The research team investigates the possibilities of learning visual representations through synthetic images generated by text-to-image algorithms. They are the first to demonstrate that models trained purely on synthetic images outperform models trained on real photos in large-scale environments.

Real-image training

Data is the new soil, and scientists are planting more than just pixels in this rich new soil. Recently, results from standard "real-image" training methods of machine learning models were surpassed by a team of scientists employing artificial images. 

The critical component of the method is a system named StableRep, which creates synthetic images using well-liked text-to-image models such as Stable Diffusion. It is similar to building universes out of words.

By classifying multiple images generated from identical text prompts as positive pairings, this method not only increases the diversity of the input but also provides the vision system with the ability to distinguish between similar and dissimilar images during training. Significantly, StableRep exhibited superior performance in large datasets compared to top-tier models trained on actual photos, including SimCLR and CLIP.

Data collection

The process of gathering information has always been challenging. In the 1990s, researchers had to take pictures of items and face by hand to assemble datasets. In the 2000s, people searched the internet for information. But this raw, unprocessed data often didn't match real-life situations and showed how society's attitudes affected things, giving a skewed picture of reality. Human involvement is costly and very hard to do when cleaning datasets. Imagine, though, if this hard work of gathering data could be boiled down to something as easy as speaking an order. 

StableRep

Changing the "guidance scale" in the generative model is vital to StableRep's success because it strikes a careful balance between the variety and accuracy of the synthetic images. When fine-tuned, the fake images used to teach these self-supervised models worked well, if not better, than the real ones.

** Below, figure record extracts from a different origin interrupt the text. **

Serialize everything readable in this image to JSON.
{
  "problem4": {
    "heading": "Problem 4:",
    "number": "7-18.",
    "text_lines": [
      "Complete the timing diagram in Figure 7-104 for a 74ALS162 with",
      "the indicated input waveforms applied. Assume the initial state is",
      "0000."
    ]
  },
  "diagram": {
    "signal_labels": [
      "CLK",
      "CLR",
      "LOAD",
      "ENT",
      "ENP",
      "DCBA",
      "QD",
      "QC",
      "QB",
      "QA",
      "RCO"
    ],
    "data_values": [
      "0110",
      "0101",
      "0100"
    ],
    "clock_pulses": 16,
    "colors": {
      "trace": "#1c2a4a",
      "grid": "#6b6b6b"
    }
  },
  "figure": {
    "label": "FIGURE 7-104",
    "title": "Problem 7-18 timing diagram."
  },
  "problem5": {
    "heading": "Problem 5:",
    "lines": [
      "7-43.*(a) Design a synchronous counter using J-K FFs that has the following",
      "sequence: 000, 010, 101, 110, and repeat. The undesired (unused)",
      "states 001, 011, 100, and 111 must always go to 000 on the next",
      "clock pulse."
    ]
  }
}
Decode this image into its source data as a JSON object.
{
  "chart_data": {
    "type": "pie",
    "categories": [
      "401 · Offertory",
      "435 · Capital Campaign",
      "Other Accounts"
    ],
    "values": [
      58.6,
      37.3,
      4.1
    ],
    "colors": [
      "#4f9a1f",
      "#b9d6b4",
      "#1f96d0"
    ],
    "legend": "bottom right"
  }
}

A step further was taken by adding language control, which made a better version called StableRep+. When trained with 20 million fake images, StableRep+ got better accuracy and worked amazingly well compared to CLIP models that were introduced with an impressive 50 million real images.

Challenges

The researchers are honest about a few problems, such as the slow speed at which images are currently being made, semantic mismatches between text prompts and the images produced, the possibility that biases will be amplified, and the difficulty in figuring out who a picture belongs to. All of these problems need to be fixed for future progress to be made. Another problem is that StableRep must first use real data to build the generative model. 

Conclusion

The team agrees that real data is still needed to get started, but once you have a good generative model, you can use it for other things, like training recognition models and making visual displays. Furthermore, the team says they still need to start with accurate data. The good thing about generative models is that once you have one, you can use it for other things, like training recognition models and visual displays.